The Tide That Returns
Maya sat on Sarah's balcony, watching the ocean waves collapse against the shore like breath leaving a body. She'd been showing up at Sarah's door every Friday for three months now, since the divorce papers arrived like uninvited guests.
"You look like a zombie," Sarah said, setting down two glasses of red wine. Her gray cat, Barnaby, wound around Maya's legs, purring like a small engine of unconditional affection.
Maya laughed, the sound rusty in her throat. "That's exactly how I feel. Like something that died but forgot to lie down." She'd spent the past decade being someone's wife, someone's mother to children who now chose colleges on opposite coasts. The house stood empty, echoing with ghosts of a life that no longer fit.
Sarah's hand covered hers. "That's not death. That's molting."
Barnaby leapt onto the railing, tail twitching as he surveyed his kingdom—Sarah's second-floor apartment with its view of the water. The cat had survived Sarah's own divorce three years earlier, showed up at her door the day after her ex moved out, and had been judging everyone's emotional choices ever since.

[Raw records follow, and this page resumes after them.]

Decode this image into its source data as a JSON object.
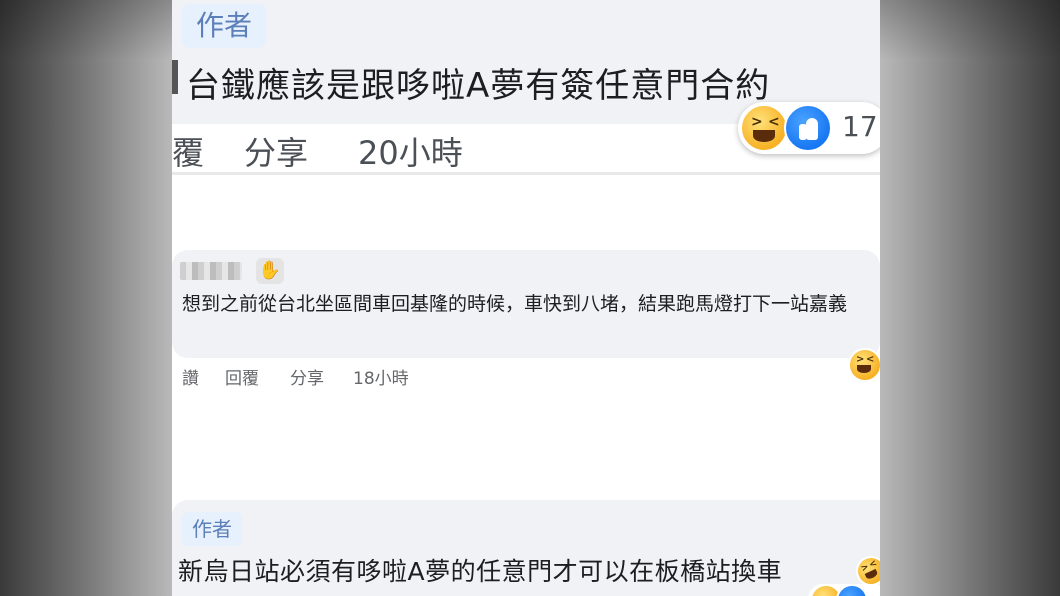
{
  "comment1": {
    "author_badge": "作者",
    "text": "台鐵應該是跟哆啦A夢有簽任意門合約",
    "actions": [
      "覆",
      "分享",
      "20小時"
    ],
    "reaction_count": "17",
    "reactions": [
      "laugh-icon",
      "like-icon"
    ]
  },
  "comment2": {
    "name_blurred": true,
    "badge_icon": "waving-hand-icon",
    "badge_glyph": "✋",
    "text": "想到之前從台北坐區間車回基隆的時候，車快到八堵，結果跑馬燈打下一站嘉義",
    "actions": [
      "讚",
      "回覆",
      "分享",
      "18小時"
    ],
    "reaction": "laugh-icon"
  },
  "comment3": {
    "author_badge": "作者",
    "text": "新烏日站必須有哆啦A夢的任意門才可以在板橋站換車",
    "inline_emoji": "rofl-icon"
  },
  "colors": {
    "bubble": "#f0f2f5",
    "author_badge_bg": "#e7f0fd",
    "author_badge_text": "#5b7fb8",
    "like_blue": "#1877f2",
    "laugh_yellow": "#f7b125"
  }
}
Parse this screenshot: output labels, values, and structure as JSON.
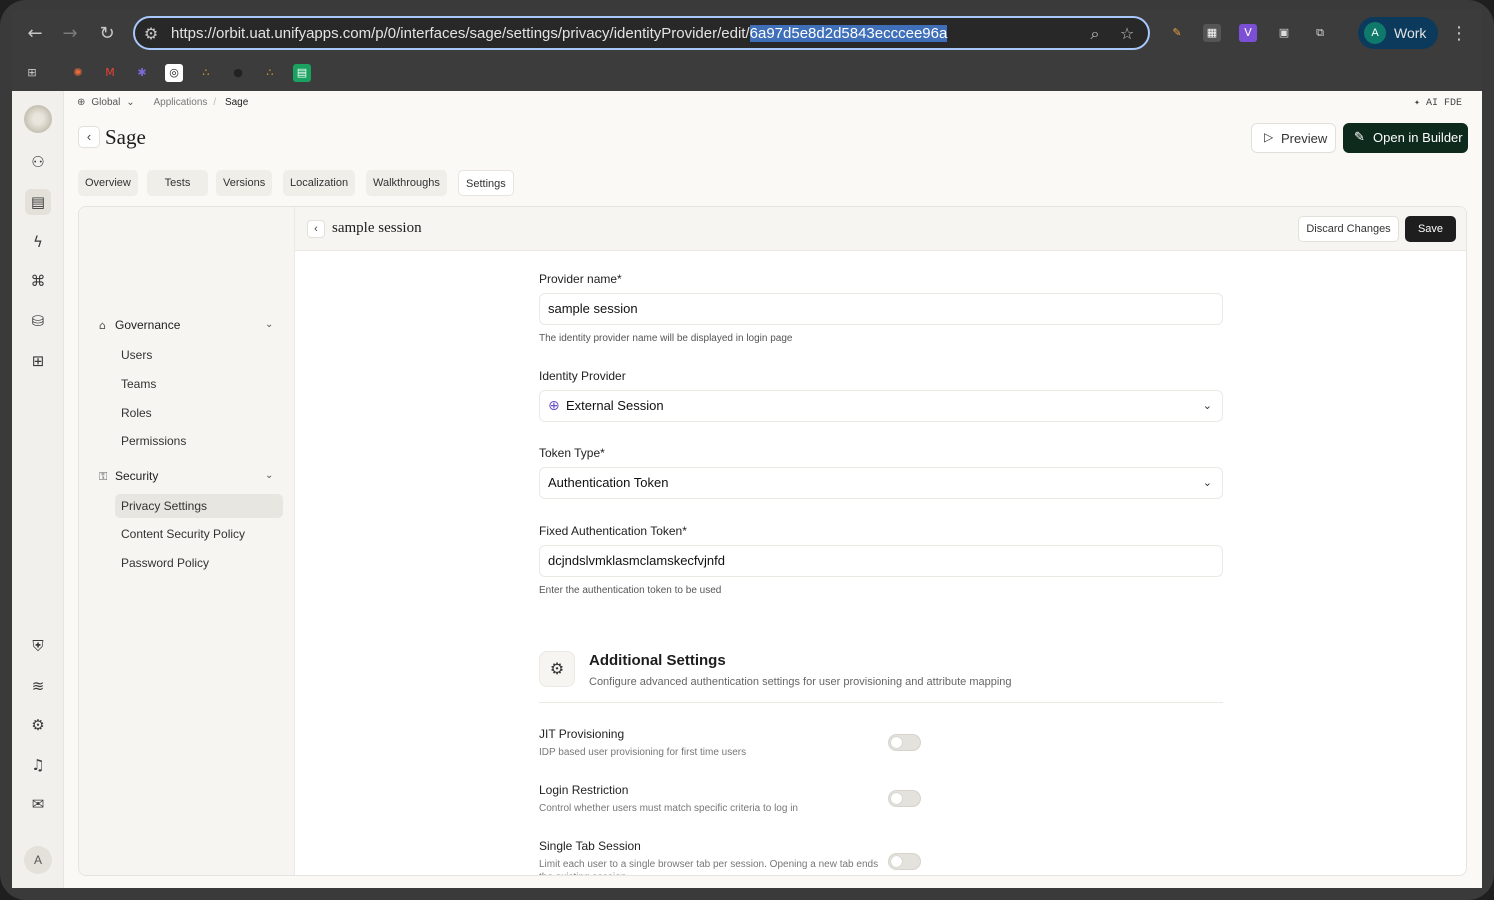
{
  "browser": {
    "url_prefix": "https://orbit.uat.unifyapps.com/p/0/interfaces/sage/settings/privacy/identityProvider/edit/",
    "url_selected": "6a97d5e8d2d5843ecccee96a",
    "profile_initial": "A",
    "profile_name": "Work"
  },
  "breadcrumb": {
    "scope": "Global",
    "section": "Applications",
    "current": "Sage"
  },
  "header": {
    "ai_label": "✦ AI FDE",
    "title": "Sage",
    "preview_label": "Preview",
    "open_label": "Open in Builder"
  },
  "tabs": [
    "Overview",
    "Tests",
    "Versions",
    "Localization",
    "Walkthroughs",
    "Settings"
  ],
  "sidebar": {
    "governance_label": "Governance",
    "governance_items": [
      "Users",
      "Teams",
      "Roles",
      "Permissions"
    ],
    "security_label": "Security",
    "security_items": [
      "Privacy Settings",
      "Content Security Policy",
      "Password Policy"
    ]
  },
  "panel": {
    "title": "sample session",
    "discard_label": "Discard Changes",
    "save_label": "Save"
  },
  "form": {
    "provider_name_label": "Provider name*",
    "provider_name_value": "sample session",
    "provider_name_help": "The identity provider name will be displayed in login page",
    "identity_provider_label": "Identity Provider",
    "identity_provider_value": "External Session",
    "token_type_label": "Token Type*",
    "token_type_value": "Authentication Token",
    "fixed_token_label": "Fixed Authentication Token*",
    "fixed_token_value": "dcjndslvmklasmclamskecfvjnfd",
    "fixed_token_help": "Enter the authentication token to be used"
  },
  "additional": {
    "title": "Additional Settings",
    "subtitle": "Configure advanced authentication settings for user provisioning and attribute mapping",
    "settings": [
      {
        "label": "JIT Provisioning",
        "desc": "IDP based user provisioning for first time users",
        "enabled": false
      },
      {
        "label": "Login Restriction",
        "desc": "Control whether users must match specific criteria to log in",
        "enabled": false
      },
      {
        "label": "Single Tab Session",
        "desc": "Limit each user to a single browser tab per session. Opening a new tab ends the existing session.",
        "enabled": false
      }
    ]
  },
  "rail": {
    "avatar_initial": "A"
  }
}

"Remember what you told me?" Sarah continued. "About how barnacles cling to ships until the pressure becomes too much?"
Maya swirled her wine, watching deep red currents form and dissolve. "I said that?"

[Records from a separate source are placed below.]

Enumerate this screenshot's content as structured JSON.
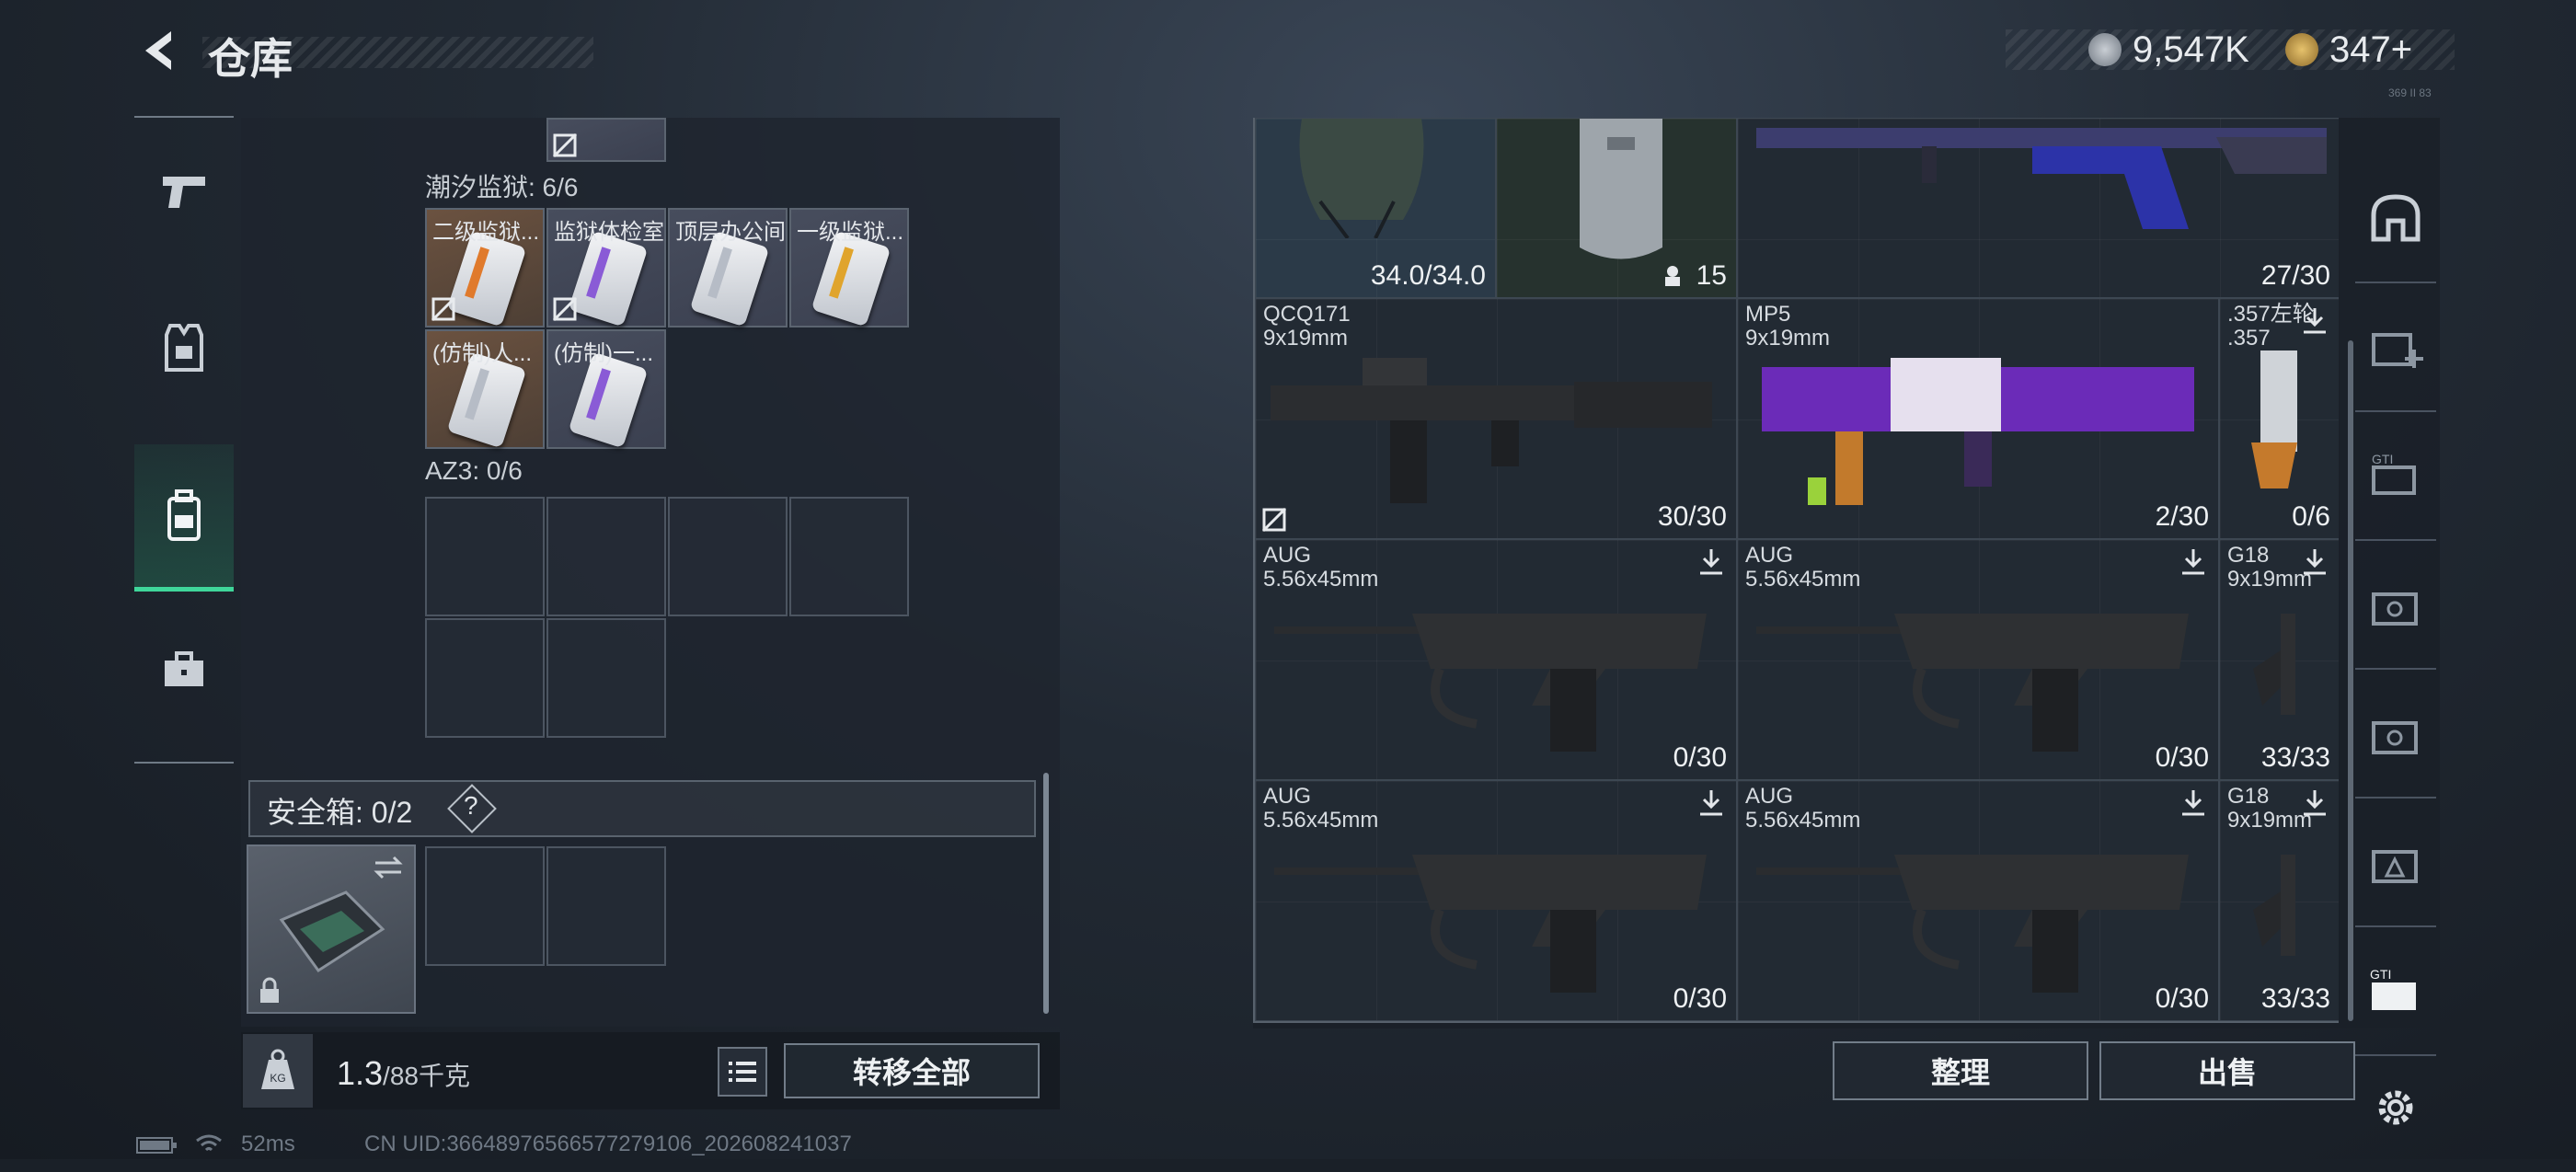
{
  "header": {
    "title": "仓库",
    "currency_1": "9,547K",
    "currency_2": "347+",
    "tiny_code": "369 II 83"
  },
  "left_nav": [
    "pistol-icon",
    "vest-icon",
    "backpack-icon",
    "toolbox-icon"
  ],
  "stash": {
    "section_a_label": "潮汐监狱: 6/6",
    "section_a_items": [
      {
        "name": "二级监狱...",
        "card": "orange-stripe",
        "no_loss": true
      },
      {
        "name": "监狱体检室",
        "card": "purple-stripe",
        "no_loss": true
      },
      {
        "name": "顶层办公间",
        "card": "plain",
        "no_loss": false
      },
      {
        "name": "一级监狱...",
        "card": "orange-stripe",
        "no_loss": false
      },
      {
        "name": "(仿制)人...",
        "card": "plain",
        "no_loss": false
      },
      {
        "name": "(仿制)一...",
        "card": "purple-stripe",
        "no_loss": false
      }
    ],
    "section_b_label": "AZ3: 0/6"
  },
  "safe_box": {
    "label": "安全箱: 0/2",
    "help": "?"
  },
  "bottom": {
    "weight_value": "1.3",
    "weight_max": "/88千克",
    "transfer_all": "转移全部",
    "organize": "整理",
    "sell": "出售"
  },
  "status": {
    "ping": "52ms",
    "uid": "CN UID:3664897656657727910​6_202608241037"
  },
  "weapons": {
    "top_left_value": "34.0/34.0",
    "top_mid_value": "15",
    "top_right_ammo": "27/30",
    "row1": [
      {
        "name": "QCQ171",
        "caliber": "9x19mm",
        "ammo": "30/30"
      },
      {
        "name": "MP5",
        "caliber": "9x19mm",
        "ammo": "2/30"
      },
      {
        "name": ".357左轮",
        "caliber": ".357",
        "ammo": "0/6"
      }
    ],
    "row2": [
      {
        "name": "AUG",
        "caliber": "5.56x45mm",
        "ammo": "0/30"
      },
      {
        "name": "AUG",
        "caliber": "5.56x45mm",
        "ammo": "0/30"
      },
      {
        "name": "G18",
        "caliber": "9x19mm",
        "ammo": "33/33"
      }
    ],
    "row3": [
      {
        "name": "AUG",
        "caliber": "5.56x45mm",
        "ammo": "0/30"
      },
      {
        "name": "AUG",
        "caliber": "5.56x45mm",
        "ammo": "0/30"
      },
      {
        "name": "G18",
        "caliber": "9x19mm",
        "ammo": "33/33"
      }
    ]
  },
  "right_nav": [
    "helmet-slot-icon",
    "t1-add-icon",
    "gti-icon",
    "t5-icon",
    "t4-icon",
    "t3-icon",
    "gti-active-icon",
    "settings-gear-icon"
  ]
}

"You did. You also said I'd eventually scrape them off and remember how to swim." Sarah smiled, the expression crinkling around her eyes. "You're not dead, Maya. You're just between skins."

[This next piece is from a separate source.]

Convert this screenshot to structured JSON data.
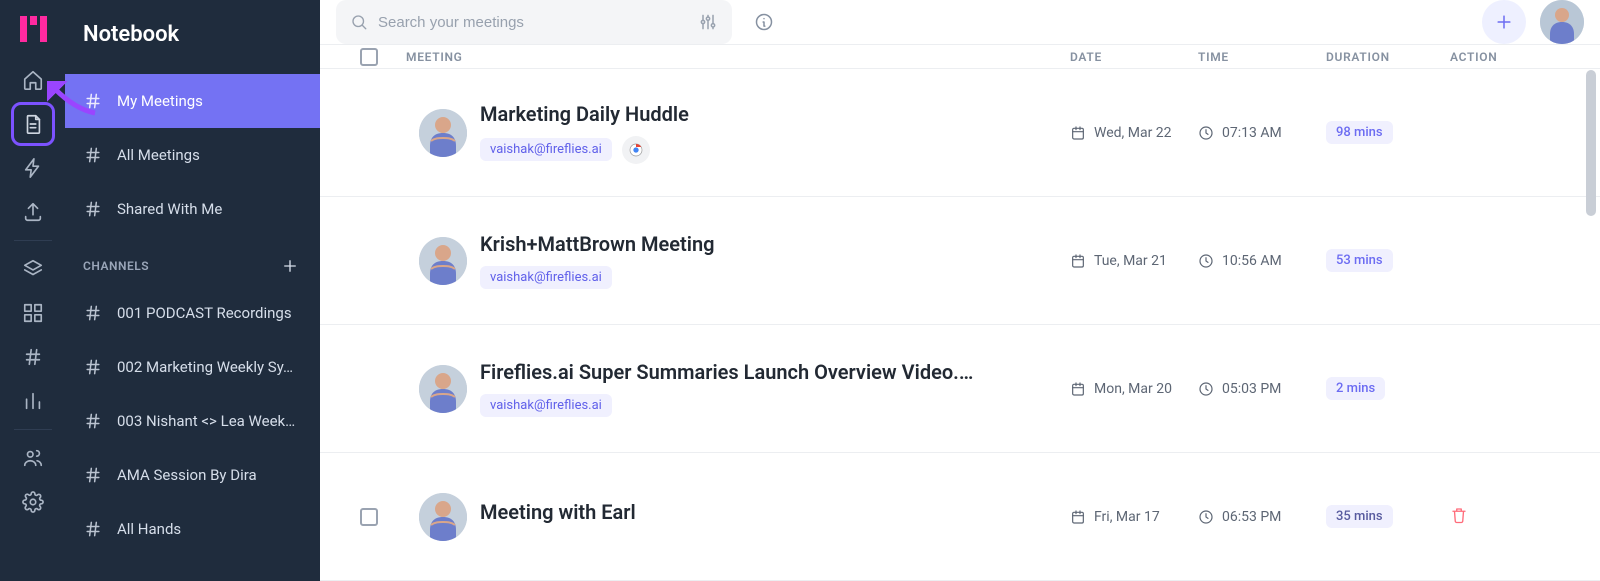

The ocean reflected the dying light—silver, lavender, something between colors. Maya took Sarah's hand, feeling the solid warmth of a friend who had already survived this particular shipwreck.
Barnaby abandoned his post on the railing to settle between them, offering his belly like an invitation to trust again. The tide would return. It always did. But tonight, with wine and friendship and a cat who demanded affection on his own terms, Maya began to believe she might be ready for it.